- Fresenius

Tratamento da hipotensão aguda e estados de choque (choque séptico, choque cardiogênico, choque neurogênico) para restaurar a pressão arterial e a perfusão tecidual em pacientes adultos.
Hipersensibilidade conhecida ao hemitartarato de norepinefrina ou a qualquer componente da fórmula; hipotensão devido à hipovolemia não corrigida (a menos que seja uma medida de emergência para manter a vida até a reposição de volume); trombose vascular mesentérica ou periférica (risco de isquemia); uso concomitante com certos anestésicos inalatórios (como halotano ou ciclopropano) devido ao risco de arritmias cardíacas graves.

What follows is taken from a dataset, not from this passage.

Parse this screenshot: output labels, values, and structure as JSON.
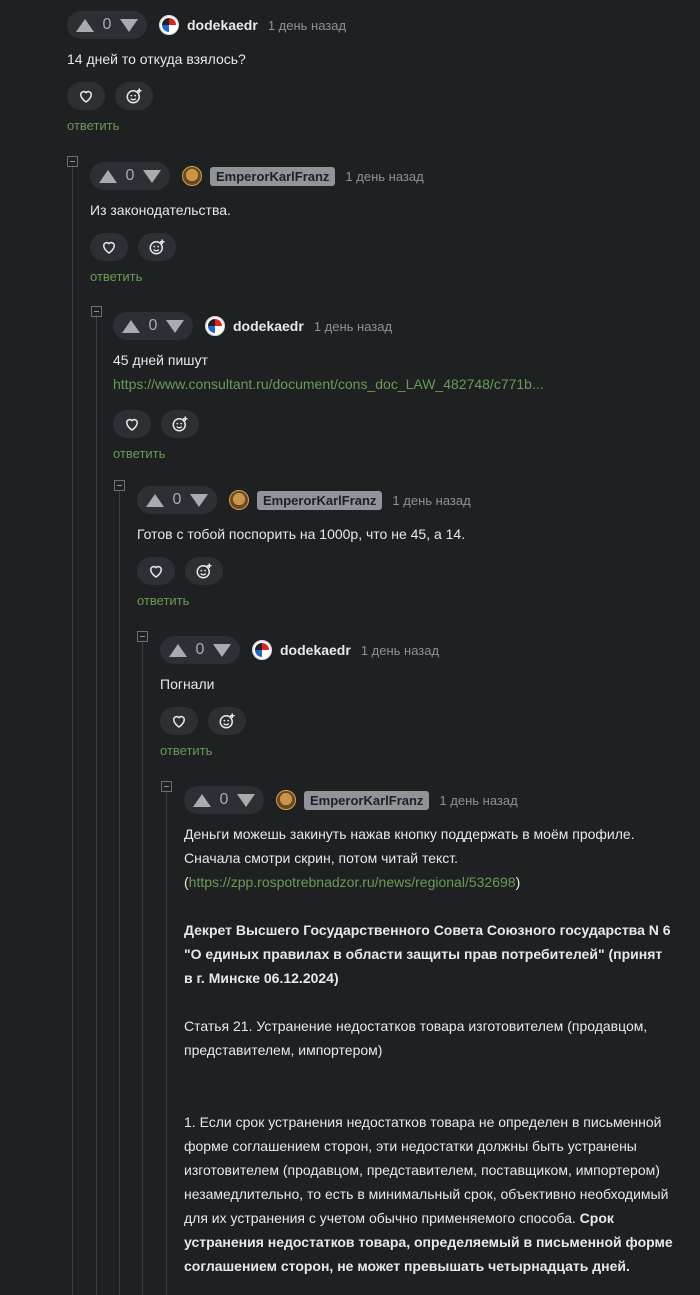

Reações adversas comuns incluem hipertensão arterial, bradicardia reflexa, arritmias cardíacas, ansiedade, cefaleia, tremores, palidez, sudorese, isquemia periférica (especialmente em extremidades), necrose tecidual no local da injeção em caso de extravasamento, e dificuldade respiratória. Reações mais graves podem incluir infarto do miocárdio, edema pulmonar e insuficiência renal aguda.
Cada mL contém 2 mg de hemitartarato de norepinefrina (equivalente a 1 mg de norepinefrina base). Excipientes: Cloreto de sódio e água para injetáveis.
Administrar por via intravenosa, preferencialmente em veia central, após diluição em solução de glicose a 5% ou cloreto de sódio a 0,9%. A taxa de infusão deve ser ajustada cuidadosamente para manter a pressão arterial desejada. Monitorar continuamente a pressão arterial, frequência cardíaca, débito urinário e sinais de perfusão tecidual. Evitar extravasamento, pois pode causar necrose local.
A dose deve ser individualizada e titulada de acordo com a resposta do paciente. Geralmente, inicia-se com uma infusão contínua de 0,05 a 0,3 mcg/kg/min, ajustando-se a taxa para manter a pressão arterial sistólica desejada (geralmente entre 90-100 mmHg) ou a pressão arterial média (PAM) entre 65-70 mmHg. A dose máxima pode variar dependendo da condição clínica do paciente.